To address this, Coburn, who is also an associate professor at U of T, led a RAND/UCLA appropriateness study to help establish the highest quality processes of care for these patients. This is a method that, as the RAND manual says, pools the “best available scientific evidence with the collective judgment of experts to yield a statement regarding the appropriateness of performing a procedure at the level of patient-specific symptoms, medical history and test results.”
A panel of 16 physicians with gastric cancer expertise was assembled from six countries; they met in Toronto in October 2010. One thing they agreed on was that the best care for patients is in the setting of a multidisciplinary team, including surgeons, medical oncologists, radiation oncologists and nutritionists. They also felt strongly that those with metastatic gastric cancer and no symptoms are likely not helped by surgery—in those patients, who all have a short life expectancy, chemotherapy might offer a better quality of life.
Coburn says the importance of the expert panel was the influence of those outside North America. “We need to respect the work that has been performed in Japan, Korea and other Asian countries, where gastric cancer is more prevalent.”
Coburn treats complex gastrointestinal cancers, including those of the stomach, pancreas and liver. “My theory is that if you do all the small steps well, you end up with better outcomes,” she says. Those small steps include removing tumours with appropriately large margins of cancer-free tissue and removing enough lymph nodes to examine them for more cancer, then deciding with the patient’s input on the best course of treatment.
“With most cancers, surgery isn’t enough to kill the cancer unless it’s caught at an early stage,” says Coburn. “When the cancer is more advanced, patients typically need surgery plus treatment following the surgery. But some patients, especially elderly ones, may decline the additional treatment because the chemotherapy drugs are toxic and hard to tolerate. Each treatment needs to be tailored to the patient.”

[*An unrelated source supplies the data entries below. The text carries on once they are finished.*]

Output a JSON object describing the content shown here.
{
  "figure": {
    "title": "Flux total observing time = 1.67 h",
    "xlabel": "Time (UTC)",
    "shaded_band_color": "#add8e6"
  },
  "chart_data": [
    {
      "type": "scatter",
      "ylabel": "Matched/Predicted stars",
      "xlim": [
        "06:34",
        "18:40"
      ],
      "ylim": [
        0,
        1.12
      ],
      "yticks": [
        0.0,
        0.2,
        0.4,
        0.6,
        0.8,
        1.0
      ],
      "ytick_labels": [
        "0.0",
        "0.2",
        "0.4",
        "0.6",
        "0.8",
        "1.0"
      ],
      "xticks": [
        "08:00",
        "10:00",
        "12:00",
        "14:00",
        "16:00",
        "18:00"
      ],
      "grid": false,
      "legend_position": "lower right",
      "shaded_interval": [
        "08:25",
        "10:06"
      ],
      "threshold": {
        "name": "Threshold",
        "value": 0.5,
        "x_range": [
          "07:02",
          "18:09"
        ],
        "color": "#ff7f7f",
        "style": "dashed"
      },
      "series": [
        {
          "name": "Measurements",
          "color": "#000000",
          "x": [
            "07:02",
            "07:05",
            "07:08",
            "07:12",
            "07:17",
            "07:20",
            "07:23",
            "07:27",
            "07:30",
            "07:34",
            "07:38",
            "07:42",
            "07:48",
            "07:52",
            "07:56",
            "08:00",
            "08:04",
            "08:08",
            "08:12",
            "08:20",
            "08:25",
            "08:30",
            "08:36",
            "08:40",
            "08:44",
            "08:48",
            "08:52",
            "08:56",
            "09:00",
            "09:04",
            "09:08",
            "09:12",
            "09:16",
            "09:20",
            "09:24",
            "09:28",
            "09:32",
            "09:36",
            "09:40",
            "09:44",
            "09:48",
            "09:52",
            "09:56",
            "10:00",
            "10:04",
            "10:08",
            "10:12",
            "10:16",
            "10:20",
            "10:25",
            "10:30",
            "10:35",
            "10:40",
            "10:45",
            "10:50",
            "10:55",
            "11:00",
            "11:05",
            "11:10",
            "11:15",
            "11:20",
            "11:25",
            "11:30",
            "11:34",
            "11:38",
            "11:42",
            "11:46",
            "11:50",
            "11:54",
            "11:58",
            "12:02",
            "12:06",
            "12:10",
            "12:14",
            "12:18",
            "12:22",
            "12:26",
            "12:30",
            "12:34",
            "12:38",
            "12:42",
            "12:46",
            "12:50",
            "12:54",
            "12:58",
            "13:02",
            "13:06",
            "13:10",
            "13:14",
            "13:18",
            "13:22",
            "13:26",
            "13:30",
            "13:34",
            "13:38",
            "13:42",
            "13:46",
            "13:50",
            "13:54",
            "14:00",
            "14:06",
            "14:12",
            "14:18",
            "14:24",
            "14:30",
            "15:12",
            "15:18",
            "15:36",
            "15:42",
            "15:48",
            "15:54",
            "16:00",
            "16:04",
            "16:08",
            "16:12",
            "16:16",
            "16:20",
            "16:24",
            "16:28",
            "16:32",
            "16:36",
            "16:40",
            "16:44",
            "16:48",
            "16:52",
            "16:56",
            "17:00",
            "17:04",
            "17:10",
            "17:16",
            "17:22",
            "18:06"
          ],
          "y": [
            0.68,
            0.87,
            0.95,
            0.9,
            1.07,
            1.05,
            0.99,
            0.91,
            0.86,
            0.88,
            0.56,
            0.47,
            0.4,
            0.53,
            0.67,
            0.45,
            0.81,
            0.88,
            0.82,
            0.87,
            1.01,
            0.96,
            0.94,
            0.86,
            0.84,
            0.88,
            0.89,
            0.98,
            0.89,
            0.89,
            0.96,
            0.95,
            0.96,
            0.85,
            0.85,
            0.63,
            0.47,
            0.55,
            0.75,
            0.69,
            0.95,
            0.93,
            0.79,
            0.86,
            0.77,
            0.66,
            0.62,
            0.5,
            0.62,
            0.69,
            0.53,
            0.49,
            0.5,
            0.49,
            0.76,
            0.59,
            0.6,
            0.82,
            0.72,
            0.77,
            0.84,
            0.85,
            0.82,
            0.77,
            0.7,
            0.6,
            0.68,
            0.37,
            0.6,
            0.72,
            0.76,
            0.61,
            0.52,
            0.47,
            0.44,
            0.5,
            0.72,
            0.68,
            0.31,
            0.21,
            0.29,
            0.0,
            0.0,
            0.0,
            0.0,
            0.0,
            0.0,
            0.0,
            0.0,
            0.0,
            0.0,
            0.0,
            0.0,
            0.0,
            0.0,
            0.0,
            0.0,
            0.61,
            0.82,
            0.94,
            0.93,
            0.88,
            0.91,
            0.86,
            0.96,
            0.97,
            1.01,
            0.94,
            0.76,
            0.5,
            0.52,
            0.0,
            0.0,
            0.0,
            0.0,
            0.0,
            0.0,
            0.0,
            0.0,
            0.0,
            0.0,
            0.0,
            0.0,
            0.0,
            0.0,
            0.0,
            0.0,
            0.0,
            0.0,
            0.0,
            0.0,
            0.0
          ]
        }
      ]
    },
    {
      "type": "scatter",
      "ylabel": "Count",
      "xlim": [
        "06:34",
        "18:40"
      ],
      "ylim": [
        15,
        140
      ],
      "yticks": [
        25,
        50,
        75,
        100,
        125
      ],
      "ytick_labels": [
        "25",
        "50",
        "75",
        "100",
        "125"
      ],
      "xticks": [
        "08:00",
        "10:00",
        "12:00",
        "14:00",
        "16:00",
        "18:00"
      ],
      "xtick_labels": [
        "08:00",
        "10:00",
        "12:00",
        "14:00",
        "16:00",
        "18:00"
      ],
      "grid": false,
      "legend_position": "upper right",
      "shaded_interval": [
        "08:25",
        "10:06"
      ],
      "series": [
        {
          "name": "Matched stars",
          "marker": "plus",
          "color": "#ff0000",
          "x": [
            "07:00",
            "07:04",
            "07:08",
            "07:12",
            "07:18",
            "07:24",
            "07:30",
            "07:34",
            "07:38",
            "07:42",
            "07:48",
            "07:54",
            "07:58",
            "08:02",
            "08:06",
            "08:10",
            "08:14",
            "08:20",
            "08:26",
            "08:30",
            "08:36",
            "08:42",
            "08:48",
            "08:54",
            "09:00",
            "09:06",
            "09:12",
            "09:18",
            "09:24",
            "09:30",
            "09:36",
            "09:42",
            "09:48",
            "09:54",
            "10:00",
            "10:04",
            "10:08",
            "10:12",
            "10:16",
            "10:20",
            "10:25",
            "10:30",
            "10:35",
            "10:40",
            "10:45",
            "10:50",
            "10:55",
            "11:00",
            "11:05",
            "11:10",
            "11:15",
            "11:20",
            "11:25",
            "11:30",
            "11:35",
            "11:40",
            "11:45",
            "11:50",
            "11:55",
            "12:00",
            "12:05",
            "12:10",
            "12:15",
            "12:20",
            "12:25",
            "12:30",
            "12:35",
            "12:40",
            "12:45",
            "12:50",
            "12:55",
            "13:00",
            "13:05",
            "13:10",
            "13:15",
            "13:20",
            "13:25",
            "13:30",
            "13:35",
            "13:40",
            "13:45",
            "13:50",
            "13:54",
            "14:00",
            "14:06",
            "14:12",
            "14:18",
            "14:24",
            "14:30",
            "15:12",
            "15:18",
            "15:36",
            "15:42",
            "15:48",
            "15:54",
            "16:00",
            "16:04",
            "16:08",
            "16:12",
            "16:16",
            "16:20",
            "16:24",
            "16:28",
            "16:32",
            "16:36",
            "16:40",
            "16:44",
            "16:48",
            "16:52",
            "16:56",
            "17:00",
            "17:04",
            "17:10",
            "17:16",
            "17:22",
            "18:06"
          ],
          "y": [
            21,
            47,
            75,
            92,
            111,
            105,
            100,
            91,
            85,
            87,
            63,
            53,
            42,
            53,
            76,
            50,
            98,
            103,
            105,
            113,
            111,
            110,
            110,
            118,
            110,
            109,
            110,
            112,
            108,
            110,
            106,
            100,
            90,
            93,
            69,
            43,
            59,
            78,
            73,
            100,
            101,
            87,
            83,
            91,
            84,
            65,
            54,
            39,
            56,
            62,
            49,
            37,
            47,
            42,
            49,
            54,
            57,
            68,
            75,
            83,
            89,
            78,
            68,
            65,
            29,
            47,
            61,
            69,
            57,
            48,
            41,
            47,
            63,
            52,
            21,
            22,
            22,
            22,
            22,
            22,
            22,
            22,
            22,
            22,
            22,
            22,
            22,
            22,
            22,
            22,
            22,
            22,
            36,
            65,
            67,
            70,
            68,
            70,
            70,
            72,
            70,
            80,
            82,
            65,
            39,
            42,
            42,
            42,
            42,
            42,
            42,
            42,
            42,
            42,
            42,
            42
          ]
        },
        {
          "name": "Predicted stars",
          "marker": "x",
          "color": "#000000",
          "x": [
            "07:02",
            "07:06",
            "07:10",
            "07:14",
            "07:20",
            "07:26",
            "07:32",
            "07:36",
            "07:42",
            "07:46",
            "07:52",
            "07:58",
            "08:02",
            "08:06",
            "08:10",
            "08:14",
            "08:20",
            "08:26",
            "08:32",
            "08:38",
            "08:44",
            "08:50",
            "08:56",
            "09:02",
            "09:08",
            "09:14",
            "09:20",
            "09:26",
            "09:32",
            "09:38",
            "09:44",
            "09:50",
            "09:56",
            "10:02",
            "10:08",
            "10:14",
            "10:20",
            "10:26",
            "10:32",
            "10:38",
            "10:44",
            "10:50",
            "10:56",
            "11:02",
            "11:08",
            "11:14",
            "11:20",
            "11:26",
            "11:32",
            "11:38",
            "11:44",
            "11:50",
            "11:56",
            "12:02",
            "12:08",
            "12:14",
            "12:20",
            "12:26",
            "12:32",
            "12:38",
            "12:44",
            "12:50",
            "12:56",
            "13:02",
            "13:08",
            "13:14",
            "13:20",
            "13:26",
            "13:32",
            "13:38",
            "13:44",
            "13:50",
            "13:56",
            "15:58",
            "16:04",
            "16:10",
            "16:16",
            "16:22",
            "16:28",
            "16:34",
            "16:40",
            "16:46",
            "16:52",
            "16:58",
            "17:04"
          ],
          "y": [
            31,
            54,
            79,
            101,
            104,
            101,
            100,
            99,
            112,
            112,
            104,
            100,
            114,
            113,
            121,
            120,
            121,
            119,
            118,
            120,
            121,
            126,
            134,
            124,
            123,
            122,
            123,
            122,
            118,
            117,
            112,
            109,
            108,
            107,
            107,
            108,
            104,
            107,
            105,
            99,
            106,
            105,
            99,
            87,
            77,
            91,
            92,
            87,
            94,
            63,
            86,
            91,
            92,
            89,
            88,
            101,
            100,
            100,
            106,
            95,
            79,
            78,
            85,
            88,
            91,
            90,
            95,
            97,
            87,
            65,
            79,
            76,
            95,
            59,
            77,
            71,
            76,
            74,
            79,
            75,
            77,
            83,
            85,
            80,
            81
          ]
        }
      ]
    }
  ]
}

Further study into optimal treatment, as well as new chemotherapies, is required. “Gastric cancer is a disease that desperately needs better drugs,” says Coburn. The study team has been awarded a Canadian Institutes of Health Research grant to allow the researchers to determine how much it will cost to provide optimal treatments to patients. Next steps include working with Cancer Care Ontario to translate the research findings into treatment guidelines; if all goes well, the guidelines should be ready to roll out by the end of 2014.
In the meantime, Coburn will continue striving to offer the best possible care to her own gastric cancer patients. “Patients need a team of doctors and other health care providers, not just the surgeon, to help take care of them through what is a difficult, complex cancer,” says Coburn. “For surgeons, treating one or two of these cases a year isn’t enough to learn about the nuances of care. You want to know that everything possible has been done, and done appropriately, for each patient—then we’ve done the best we can.”
The Canadian Cancer Society, and the Ontario Ministry of Health and Long-Term Care provided support for Coburn’s work on the RAND/UCLA study.
For Karanicolas, the Canadian Institutes of Health Research is funding the TXA trial; the provincial AFP Innovation Fund is funding the MOTAP catheter trial.